Мама, бывало, говорила об Агноне:
– Этот человек видит многое и понимает многое…
А однажды сказала:
– Возможно, он не такой уж хороший человек, но он, по крайней мере, знает, что хорошо, что плохо, а еще он знает, что у нас нет особого выбора.
Она читала и перечитывала почти каждой зимой рассказы Агнона, вошедшие в его книгу “На скобы замка”. Быть может, находила в них отзвук своей печали и своего одиночества. Я тоже время от времени перечитываю слова Тирцы, открывающие рассказ “Во цвете лет”:
Во цвете лет умерла мать моя. Тридцать лет и один год было ей, когда она умерла. Скудны и бедственны были дни двух ее жизней. Целый день сидела она дома и из дома не выходила… В безмолвии застыл наш печальный дом, двери его для чужих не отворялись. В постели лежала мать моя, и речи ее были немногословны…
Да ведь едва ли не такими же словами описал Агнон и мою мать: “Войдя, она остановилась на пороге, и речи ее были немногословны”.
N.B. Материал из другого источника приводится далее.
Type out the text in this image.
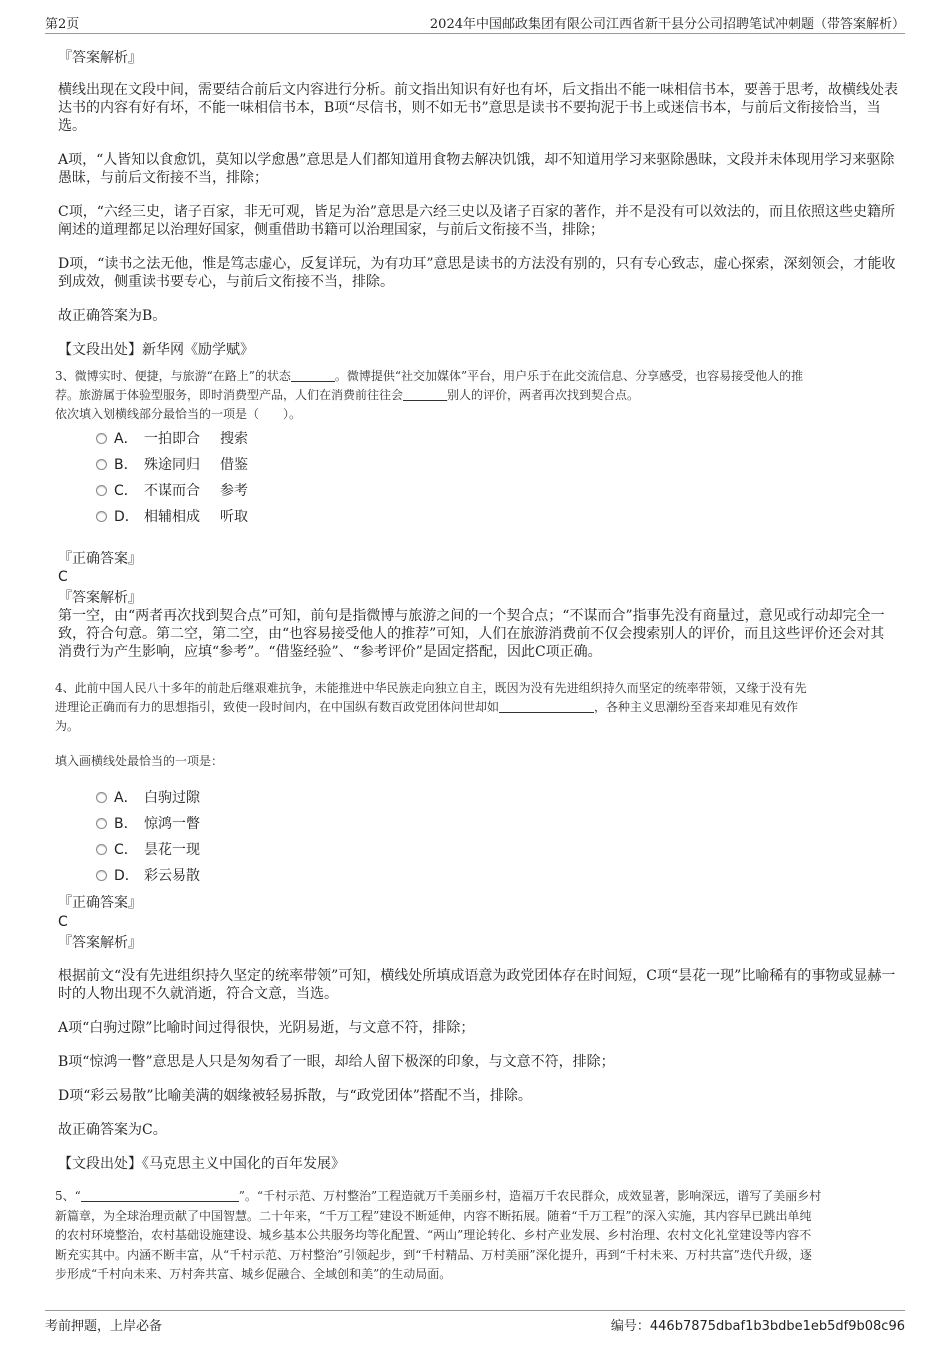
第2页	2024年中国邮政集团有限公司江西省新干县分公司招聘笔试冲刺题（带答案解析）
『答案解析』
横线出现在文段中间，需要结合前后文内容进行分析。前文指出知识有好也有坏，后文指出不能一味相信书本，要善于思考，故横线处表达书的内容有好有坏，不能一味相信书本，B项“尽信书，则不如无书”意思是读书不要拘泥于书上或迷信书本，与前后文衔接恰当，当选。
A项，“人皆知以食愈饥，莫知以学愈愚”意思是人们都知道用食物去解决饥饿，却不知道用学习来驱除愚昧，文段并未体现用学习来驱除愚昧，与前后文衔接不当，排除；
C项，“六经三史，诸子百家，非无可观，皆足为治”意思是六经三史以及诸子百家的著作，并不是没有可以效法的，而且依照这些史籍所阐述的道理都足以治理好国家，侧重借助书籍可以治理国家，与前后文衔接不当，排除；
D项，“读书之法无他，惟是笃志虚心，反复详玩，为有功耳”意思是读书的方法没有别的，只有专心致志，虚心探索，深刻领会，才能收到成效，侧重读书要专心，与前后文衔接不当，排除。
故正确答案为B。
【文段出处】新华网《励学赋》
3、微博实时、便捷，与旅游“在路上”的状态	。微博提供“社交加媒体”平台，用户乐于在此交流信息、分享感受，也容易接受他人的推
荐。旅游属于体验型服务，即时消费型产品，人们在消费前往往会	别人的评价，两者再次找到契合点。
依次填入划横线部分最恰当的一项是（　　）。
A． 一拍即合 搜索
B． 殊途同归 借鉴
C． 不谋而合 参考
D． 相辅相成 听取
『正确答案』
C
『答案解析』
第一空，由“两者再次找到契合点”可知，前句是指微博与旅游之间的一个契合点；“不谋而合”指事先没有商量过，意见或行动却完全一致，符合句意。第二空，第二空，由“也容易接受他人的推荐”可知，人们在旅游消费前不仅会搜索别人的评价，而且这些评价还会对其消费行为产生影响，应填“参考”。“借鉴经验”、“参考评价”是固定搭配，因此C项正确。
4、此前中国人民八十多年的前赴后继艰难抗争，未能推进中华民族走向独立自主，既因为没有先进组织持久而坚定的统率带领，又缘于没有先
进理论正确而有力的思想指引，致使一段时间内，在中国纵有数百政党团体问世却如	，各种主义思潮纷至沓来却难见有效作
为。
填入画横线处最恰当的一项是：
A． 白驹过隙
B． 惊鸿一瞥
C． 昙花一现
D． 彩云易散
『正确答案』
C
『答案解析』
根据前文“没有先进组织持久坚定的统率带领”可知，横线处所填成语意为政党团体存在时间短，C项“昙花一现”比喻稀有的事物或显赫一时的人物出现不久就消逝，符合文意，当选。
A项“白驹过隙”比喻时间过得很快，光阴易逝，与文意不符，排除；
B项“惊鸿一瞥”意思是人只是匆匆看了一眼，却给人留下极深的印象，与文意不符，排除；
D项“彩云易散”比喻美满的姻缘被轻易拆散，与“政党团体”搭配不当，排除。
故正确答案为C。
【文段出处】《马克思主义中国化的百年发展》
5、“	”。“千村示范、万村整治”工程造就万千美丽乡村，造福万千农民群众，成效显著，影响深远，谱写了美丽乡村
新篇章，为全球治理贡献了中国智慧。二十年来，“千万工程”建设不断延伸，内容不断拓展。随着“千万工程”的深入实施，其内容早已跳出单纯
的农村环境整治，农村基础设施建设、城乡基本公共服务均等化配置、“两山”理论转化、乡村产业发展、乡村治理、农村文化礼堂建设等内容不
断充实其中。内涵不断丰富，从“千村示范、万村整治”引领起步，到“千村精品、万村美丽”深化提升，再到“千村未来、万村共富”迭代升级，逐
步形成“千村向未来、万村奔共富、城乡促融合、全域创和美”的生动局面。
考前押题，上岸必备	编号：446b7875dbaf1b3bdbe1eb5df9b08c96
Я же, со своей стороны, спустя много лет в свою книгу “Начинаем рассказ” включил статью под названием “Кто пришел?”. Эта статья посвящена началу рассказа “Во цвете лет”. Там я задержал свое внимание на фразе: “Целый день сидела она дома и из дома не выходила”. На первый взгляд это тавтология: вторая половина фразы не более как точное повторение ее первой половины.
“Нет во второй части фразы, – написал я, – ни грана информации, которая не была бы передана нам уже в первой части… Но действие этой фразы, как и большинства фраз пролога «Во цвете лет», по сути, – в самом наличии двух частей-близнецов. За этим элементом равновесия скрывается семейная действительность, внутреннее равновесие которой, вопреки внешне устойчивому фасаду, постепенно расшатывается”.
Мама не сидела целый день дома. Выходила из дому довольно часто. Но и о ней можно сказать, что скудны и бедны были дни двух ее жизней.
“Двух ее жизней”? Иногда мне слышится в этих словах, что мама моя прожила не одну жизнь, и не одну жизнь прожила Лея, мать Тирцы, и не одну жизнь прожила Тирца. Будто и они отбрасывают на стену больше чем только одну тень.
Спустя годы, когда общее собрание кибуца Хулда послало меня в Иерусалим изучать литературу в Еврейском университете, поскольку кибуцной средней школе требовался преподаватель литературы, набрался я смелости и позвонил однажды в дверь господина Агнона.
– Но Агнона нет дома, – ответила мне госпожа Агнон с вежливым негодованием, как она отвечала обычно толпе разбойников и грабителей, являвшихся грабить драгоценное время ее мужа.
Адонит Агнон не лгала мне: господин Агнон действительно был не в доме, а в саду за ним, откуда он вдруг и вынырнул – в домашних сандалиях и фуфайке, которую тогда именовали пуловер. Он сказал “шалом” и тут же подозрительно спросил: “Кто вы, господин?” Я назвал свое имя и имена моих родителей. И тогда, все еще стоя со мной у входа в дом (госпожа Агнон скрылась, не сказав ни слова), Агнон положил руку мне на плечо и сказал примерно следующее: “Не ты ли тот мальчик, который, осиротев после смерти несчастной матери, отдалился от отца своего и отправился в кибуц жить своей жизнью? Не ты ли тот малыш, которому родители выговаривали здесь за то, что ты выковыривал изюм из пирога?” (Этого я не помнил и к тому же не поверил в “выковыривание” изюма, но предпочел не спорить с ним.)
Господин Агнон пригласил меня в дом и какое-то время расспрашивал о делах кибуца, о моей учебе (“А что из моих книг изучают нынче в университете? А что из моего ты любишь?”). Поинтересовался он также, на ком я женился, из какой семьи моя жена, и когда я сказал ему, что по отцовской линии она из потомков Иешаягу бен-Авраама ха-Леви, прозванного “святой Шла”, талмудиста и каббалиста, скончавшегося в Тверии в 1630 году, – заискрились глаза господина Агнона. Он рассказал мне две-три притчи, а тем временем пролетело уже с четверть часа, и его охватило нетерпение: было ясно видно, что он ищет пути, как бы выпроводить меня восвояси. Но я – хоть и сидел у него словно “на цыпочках”, в точности как сидела когда-то моя мама, – набрался мужества и рассказал ему, зачем я пришел.